Iluminación: LED, luz natural y control
La iluminación es el bloque donde más gente empieza y donde menos margen queda ya. La razón es buena: la transición a LED está prácticamente completa en los hogares españoles, y las bombillas incandescentes y halógenas llevan años fuera del mercado por normativa europea de diseño ecológico. Si tu casa ya es LED, esta sección te llevará dos minutos. Si todavía te queda algún halógeno en un baño o en un foco de cocina, ahí sí hay recorrido.
Qué mirar al comprar una bombilla
El dato que importa ya no son los vatios, son los lúmenes: la cantidad de luz que emite. Los vatios solo te dicen lo que consume. La tabla siguiente recoge las equivalencias aproximadas que usan los fabricantes para que un comprador acostumbrado a los vatios de las bombillas antiguas encuentre el reemplazo correcto.

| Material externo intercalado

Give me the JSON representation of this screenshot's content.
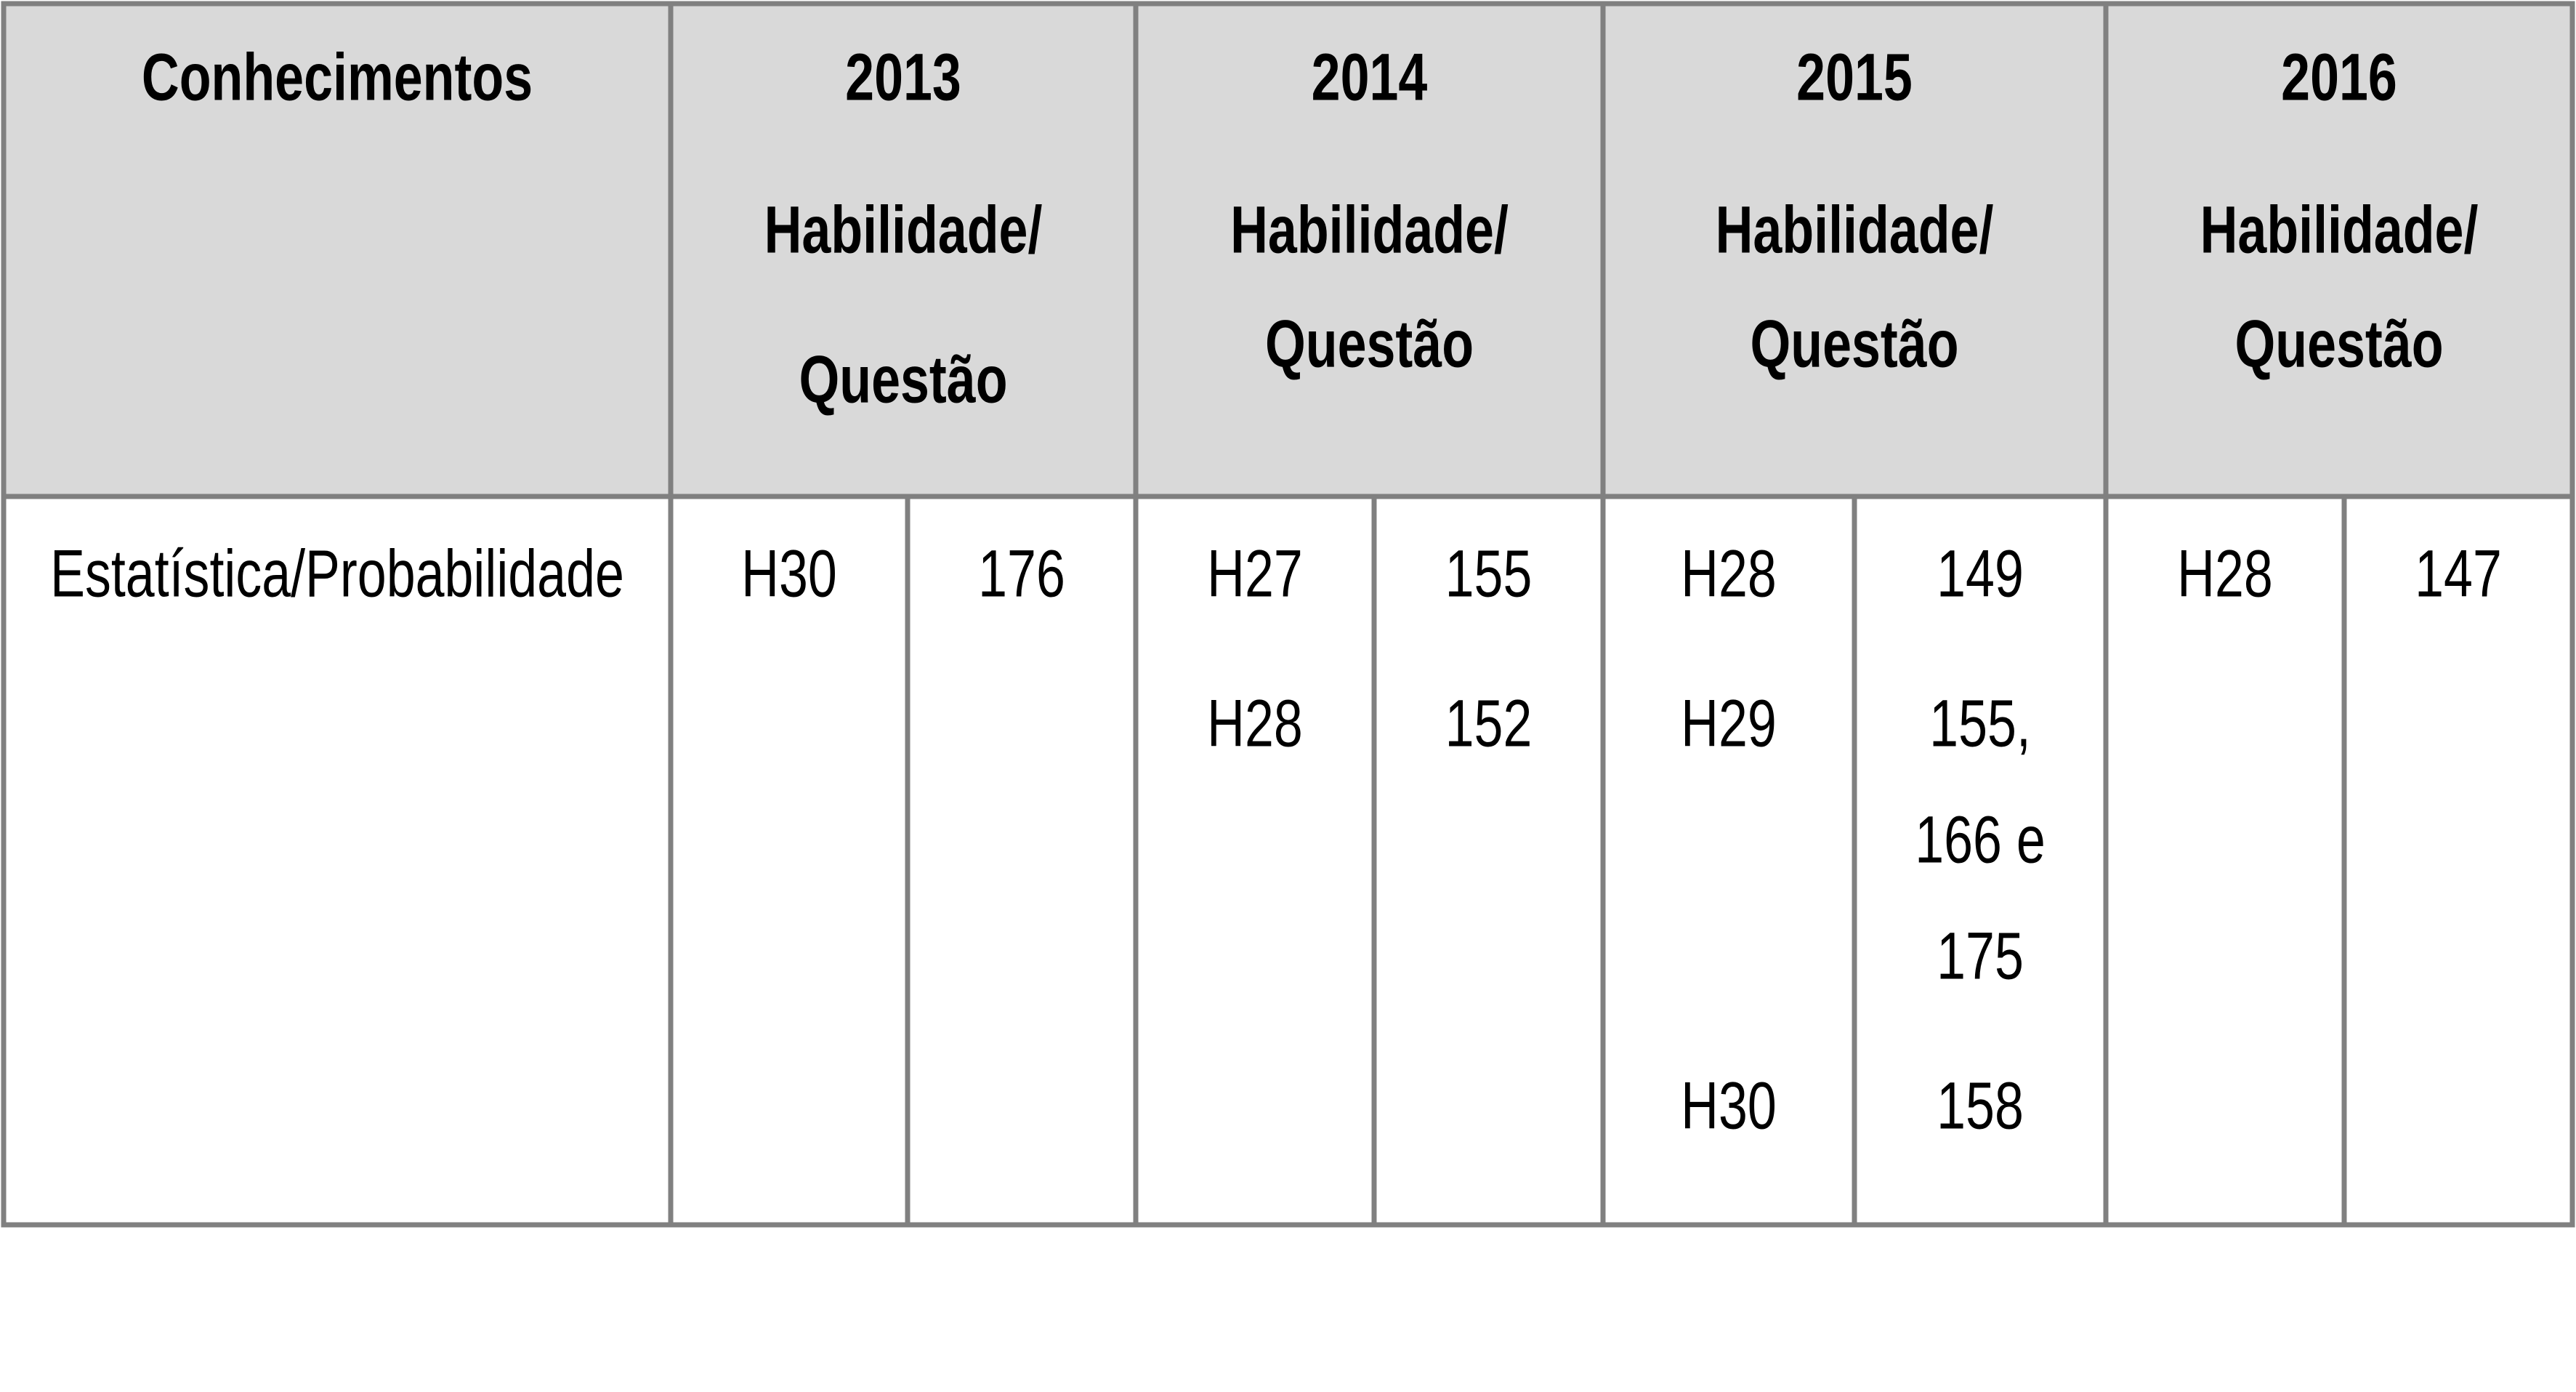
{
  "table": {
    "header": {
      "first": "Conhecimentos",
      "years": [
        {
          "year": "2013",
          "label_lines": [
            "Habilidade/",
            "Questão"
          ]
        },
        {
          "year": "2014",
          "label_lines": [
            "Habilidade/",
            "Questão"
          ]
        },
        {
          "year": "2015",
          "label_lines": [
            "Habilidade/",
            "Questão"
          ]
        },
        {
          "year": "2016",
          "label_lines": [
            "Habilidade/",
            "Questão"
          ]
        }
      ]
    },
    "rows": [
      {
        "label": "Estatística/Probabilidade",
        "years": [
          [
            {
              "skill": "H30",
              "questions": [
                "176"
              ]
            }
          ],
          [
            {
              "skill": "H27",
              "questions": [
                "155"
              ]
            },
            {
              "skill": "H28",
              "questions": [
                "152"
              ]
            }
          ],
          [
            {
              "skill": "H28",
              "questions": [
                "149"
              ]
            },
            {
              "skill": "H29",
              "questions": [
                "155,",
                "166 e",
                "175"
              ]
            },
            {
              "skill": "H30",
              "questions": [
                "158"
              ]
            }
          ],
          [
            {
              "skill": "H28",
              "questions": [
                "147"
              ]
            }
          ]
        ]
      }
    ]
  }
}
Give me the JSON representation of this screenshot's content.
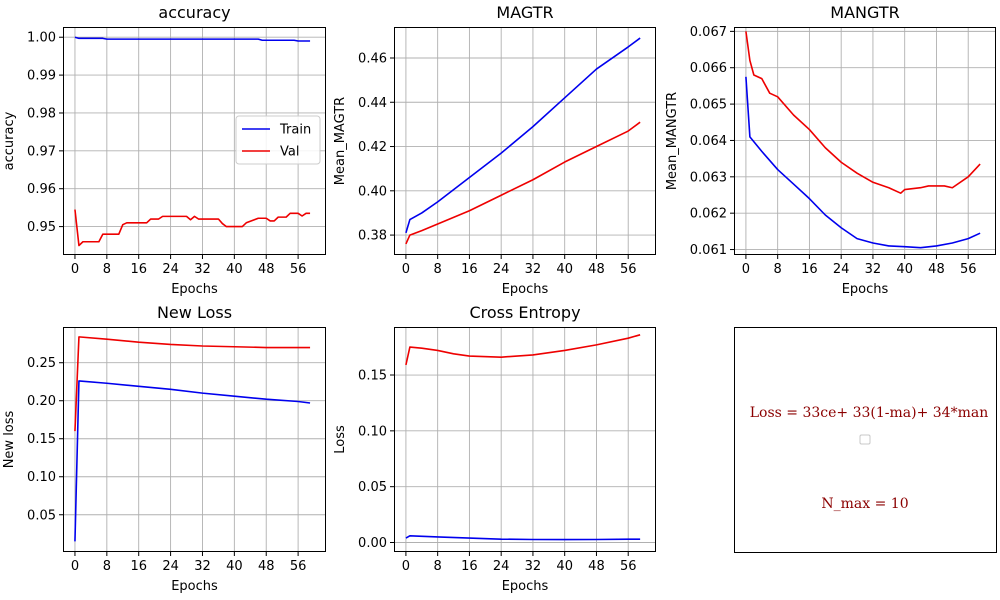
{
  "colors": {
    "train": "#0000ee",
    "val": "#ee0000",
    "grid": "#b0b0b0",
    "frame": "#000000"
  },
  "chart_data": [
    {
      "type": "line",
      "title": "accuracy",
      "xlabel": "Epochs",
      "ylabel": "accuracy",
      "xlim": [
        -3,
        63
      ],
      "ylim": [
        0.9425,
        1.0027
      ],
      "xticks": [
        0,
        8,
        16,
        24,
        32,
        40,
        48,
        56
      ],
      "yticks": [
        0.95,
        0.96,
        0.97,
        0.98,
        0.99,
        1.0
      ],
      "ytick_labels": [
        "0.95",
        "0.96",
        "0.97",
        "0.98",
        "0.99",
        "1.00"
      ],
      "grid": true,
      "legend": {
        "placement": "center-right",
        "entries": [
          "Train",
          "Val"
        ]
      },
      "series": [
        {
          "name": "Train",
          "color": "train",
          "points": [
            [
              0,
              1.0
            ],
            [
              1,
              0.9997
            ],
            [
              7,
              0.9997
            ],
            [
              8,
              0.9995
            ],
            [
              46,
              0.9995
            ],
            [
              47,
              0.9992
            ],
            [
              55,
              0.9992
            ],
            [
              56,
              0.999
            ],
            [
              59,
              0.999
            ]
          ]
        },
        {
          "name": "Val",
          "color": "val",
          "points": [
            [
              0,
              0.9545
            ],
            [
              1,
              0.945
            ],
            [
              2,
              0.946
            ],
            [
              6,
              0.946
            ],
            [
              7,
              0.948
            ],
            [
              11,
              0.948
            ],
            [
              12,
              0.9505
            ],
            [
              13,
              0.951
            ],
            [
              18,
              0.951
            ],
            [
              19,
              0.952
            ],
            [
              21,
              0.952
            ],
            [
              22,
              0.9527
            ],
            [
              28,
              0.9527
            ],
            [
              29,
              0.9518
            ],
            [
              30,
              0.9527
            ],
            [
              31,
              0.952
            ],
            [
              36,
              0.952
            ],
            [
              37,
              0.9508
            ],
            [
              38,
              0.95
            ],
            [
              42,
              0.95
            ],
            [
              43,
              0.951
            ],
            [
              46,
              0.9522
            ],
            [
              48,
              0.9522
            ],
            [
              49,
              0.9515
            ],
            [
              50,
              0.9515
            ],
            [
              51,
              0.9525
            ],
            [
              53,
              0.9525
            ],
            [
              54,
              0.9535
            ],
            [
              56,
              0.9535
            ],
            [
              57,
              0.9528
            ],
            [
              58,
              0.9535
            ],
            [
              59,
              0.9535
            ]
          ]
        }
      ]
    },
    {
      "type": "line",
      "title": "MAGTR",
      "xlabel": "Epochs",
      "ylabel": "Mean_MAGTR",
      "xlim": [
        -3,
        63
      ],
      "ylim": [
        0.371,
        0.474
      ],
      "xticks": [
        0,
        8,
        16,
        24,
        32,
        40,
        48,
        56
      ],
      "yticks": [
        0.38,
        0.4,
        0.42,
        0.44,
        0.46
      ],
      "ytick_labels": [
        "0.38",
        "0.40",
        "0.42",
        "0.44",
        "0.46"
      ],
      "grid": true,
      "series": [
        {
          "name": "",
          "color": "train",
          "points": [
            [
              0,
              0.381
            ],
            [
              1,
              0.387
            ],
            [
              4,
              0.39
            ],
            [
              8,
              0.395
            ],
            [
              16,
              0.406
            ],
            [
              24,
              0.417
            ],
            [
              32,
              0.429
            ],
            [
              40,
              0.442
            ],
            [
              48,
              0.455
            ],
            [
              56,
              0.465
            ],
            [
              59,
              0.469
            ]
          ]
        },
        {
          "name": "",
          "color": "val",
          "points": [
            [
              0,
              0.376
            ],
            [
              1,
              0.38
            ],
            [
              4,
              0.382
            ],
            [
              8,
              0.385
            ],
            [
              16,
              0.391
            ],
            [
              24,
              0.398
            ],
            [
              32,
              0.405
            ],
            [
              40,
              0.413
            ],
            [
              48,
              0.42
            ],
            [
              56,
              0.427
            ],
            [
              59,
              0.431
            ]
          ]
        }
      ]
    },
    {
      "type": "line",
      "title": "MANGTR",
      "xlabel": "Epochs",
      "ylabel": "Mean_MANGTR",
      "xlim": [
        -3,
        63
      ],
      "ylim": [
        0.06085,
        0.06712
      ],
      "xticks": [
        0,
        8,
        16,
        24,
        32,
        40,
        48,
        56
      ],
      "yticks": [
        0.061,
        0.062,
        0.063,
        0.064,
        0.065,
        0.066,
        0.067
      ],
      "ytick_labels": [
        "0.061",
        "0.062",
        "0.063",
        "0.064",
        "0.065",
        "0.066",
        "0.067"
      ],
      "grid": true,
      "series": [
        {
          "name": "",
          "color": "train",
          "points": [
            [
              0,
              0.06575
            ],
            [
              1,
              0.0641
            ],
            [
              4,
              0.0637
            ],
            [
              8,
              0.0632
            ],
            [
              12,
              0.0628
            ],
            [
              16,
              0.0624
            ],
            [
              20,
              0.06195
            ],
            [
              24,
              0.0616
            ],
            [
              28,
              0.0613
            ],
            [
              32,
              0.06118
            ],
            [
              36,
              0.0611
            ],
            [
              40,
              0.06108
            ],
            [
              44,
              0.06105
            ],
            [
              48,
              0.0611
            ],
            [
              52,
              0.06118
            ],
            [
              56,
              0.0613
            ],
            [
              59,
              0.06145
            ]
          ]
        },
        {
          "name": "",
          "color": "val",
          "points": [
            [
              0,
              0.067
            ],
            [
              1,
              0.0662
            ],
            [
              2,
              0.0658
            ],
            [
              4,
              0.0657
            ],
            [
              6,
              0.0653
            ],
            [
              8,
              0.0652
            ],
            [
              12,
              0.0647
            ],
            [
              16,
              0.0643
            ],
            [
              20,
              0.0638
            ],
            [
              24,
              0.0634
            ],
            [
              28,
              0.0631
            ],
            [
              32,
              0.06285
            ],
            [
              36,
              0.0627
            ],
            [
              39,
              0.06255
            ],
            [
              40,
              0.06265
            ],
            [
              44,
              0.0627
            ],
            [
              46,
              0.06275
            ],
            [
              50,
              0.06275
            ],
            [
              52,
              0.0627
            ],
            [
              56,
              0.063
            ],
            [
              59,
              0.06335
            ]
          ]
        }
      ]
    },
    {
      "type": "line",
      "title": "New Loss",
      "xlabel": "Epochs",
      "ylabel": "New loss",
      "xlim": [
        -3,
        63
      ],
      "ylim": [
        0.001,
        0.297
      ],
      "xticks": [
        0,
        8,
        16,
        24,
        32,
        40,
        48,
        56
      ],
      "yticks": [
        0.05,
        0.1,
        0.15,
        0.2,
        0.25
      ],
      "ytick_labels": [
        "0.05",
        "0.10",
        "0.15",
        "0.20",
        "0.25"
      ],
      "grid": true,
      "series": [
        {
          "name": "",
          "color": "train",
          "points": [
            [
              0,
              0.015
            ],
            [
              1,
              0.226
            ],
            [
              8,
              0.223
            ],
            [
              16,
              0.219
            ],
            [
              24,
              0.215
            ],
            [
              32,
              0.21
            ],
            [
              40,
              0.206
            ],
            [
              48,
              0.202
            ],
            [
              56,
              0.199
            ],
            [
              59,
              0.197
            ]
          ]
        },
        {
          "name": "",
          "color": "val",
          "points": [
            [
              0,
              0.16
            ],
            [
              1,
              0.284
            ],
            [
              8,
              0.281
            ],
            [
              16,
              0.277
            ],
            [
              24,
              0.274
            ],
            [
              32,
              0.272
            ],
            [
              40,
              0.271
            ],
            [
              48,
              0.27
            ],
            [
              56,
              0.27
            ],
            [
              59,
              0.27
            ]
          ]
        }
      ]
    },
    {
      "type": "line",
      "title": "Cross Entropy",
      "xlabel": "Epochs",
      "ylabel": "Loss",
      "xlim": [
        -3,
        63
      ],
      "ylim": [
        -0.0085,
        0.193
      ],
      "xticks": [
        0,
        8,
        16,
        24,
        32,
        40,
        48,
        56
      ],
      "yticks": [
        0.0,
        0.05,
        0.1,
        0.15
      ],
      "ytick_labels": [
        "0.00",
        "0.05",
        "0.10",
        "0.15"
      ],
      "grid": true,
      "series": [
        {
          "name": "",
          "color": "train",
          "points": [
            [
              0,
              0.004
            ],
            [
              1,
              0.006
            ],
            [
              8,
              0.005
            ],
            [
              16,
              0.004
            ],
            [
              24,
              0.003
            ],
            [
              32,
              0.0027
            ],
            [
              40,
              0.0026
            ],
            [
              48,
              0.0027
            ],
            [
              56,
              0.003
            ],
            [
              59,
              0.003
            ]
          ]
        },
        {
          "name": "",
          "color": "val",
          "points": [
            [
              0,
              0.159
            ],
            [
              1,
              0.175
            ],
            [
              4,
              0.174
            ],
            [
              8,
              0.172
            ],
            [
              12,
              0.169
            ],
            [
              16,
              0.167
            ],
            [
              24,
              0.166
            ],
            [
              32,
              0.168
            ],
            [
              40,
              0.172
            ],
            [
              48,
              0.177
            ],
            [
              56,
              0.183
            ],
            [
              59,
              0.186
            ]
          ]
        }
      ]
    }
  ],
  "note_panel": {
    "formula": "Loss = 33ce+ 33(1-ma)+ 34*man",
    "nmax": "N_max = 10"
  }
}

| Luz que necesitas (lúmenes) | Equivalencia a incandescente antigua | Consumo aproximado de un LED actual | Uso típico |
|---|---|---|---|
| ≈ 250 lm | 25 W | 3 W | Luz de ambiente, apliques, mesilla |
| ≈ 470 lm | 40 W | 5 W | Pasillos, lámparas de rincón |
| ≈ 800 lm | 60 W | 8-9 W | Punto de luz general de una habitación |
| ≈ 1.050 lm | 75 W | 11 W | Salones y cocinas |
| ≈ 1.520 lm | 100 W | 14-15 W | Zonas de trabajo, garajes, trasteros |
Que un LED de unos 9 W dé la misma luz que una incandescente de 60 W es aritmética de la ficha técnica, no una promesa comercial. Junto a los lúmenes, mira dos cosas más: la temperatura de color en kelvin —entre 2.700 K y 3.000 K para zonas de estar, alrededor de 4.000 K para cocina y zonas de trabajo— y el índice de reproducción cromática, que conviene que sea alto donde tengas que distinguir colores. Desde 2021 las lámparas llevan la etiqueta energética reescalada de A a G, así que no busques clases con signos «+»: ya no existen.
Luz natural y control
La luz que no enciendes es la más barata. Mantener los cristales limpios, no bloquear ventanas con muebles altos y usar colores claros en paredes y techos multiplica el aprovechamiento de la luz de día sin gastar nada. Después vienen los automatismos: detectores de presencia en zonas de paso como garajes, trasteros, portales y pasillos, donde la luz se queda encendida sin que nadie lo note, y temporizadores o reguladores en las estancias donde no necesitas el máximo de luz todo el rato. En exteriores, un simple sensor crepuscular evita que la luz del jardín siga encendida a mediodía.
Un apunte sobre el consumo en espera de la iluminación inteligente: cada bombilla conectada consume una pequeña cantidad de forma continua para mantener la conexión, y un enchufe inteligente también. Es poco por unidad, pero si llenas la casa de dispositivos conectados que apenas usas, ese goteo constante puede cancelar buena parte de lo que ahorras con la automatización. Automatiza donde hay un patrón claro que optimizar, no por defecto.
Electrodomésticos: leer la etiqueta A-G de 2021
Aquí hay un error muy extendido que conviene aclarar antes de nada, porque circula por miles de páginas y por bastantes tiendas: la clase A+++ ya no existe. En marzo de 2021 la Unión Europea reescaló la etiqueta energética de frigoríficos, congeladores, lavadoras, lavavajillas y pantallas, y desde entonces la escala vuelve a ir de A a G, sin signos «+». Las lámparas se reescalaron poco después. Si ves una ficha de producto que promete «clase A+++», estás mirando información caducada o mal copiada.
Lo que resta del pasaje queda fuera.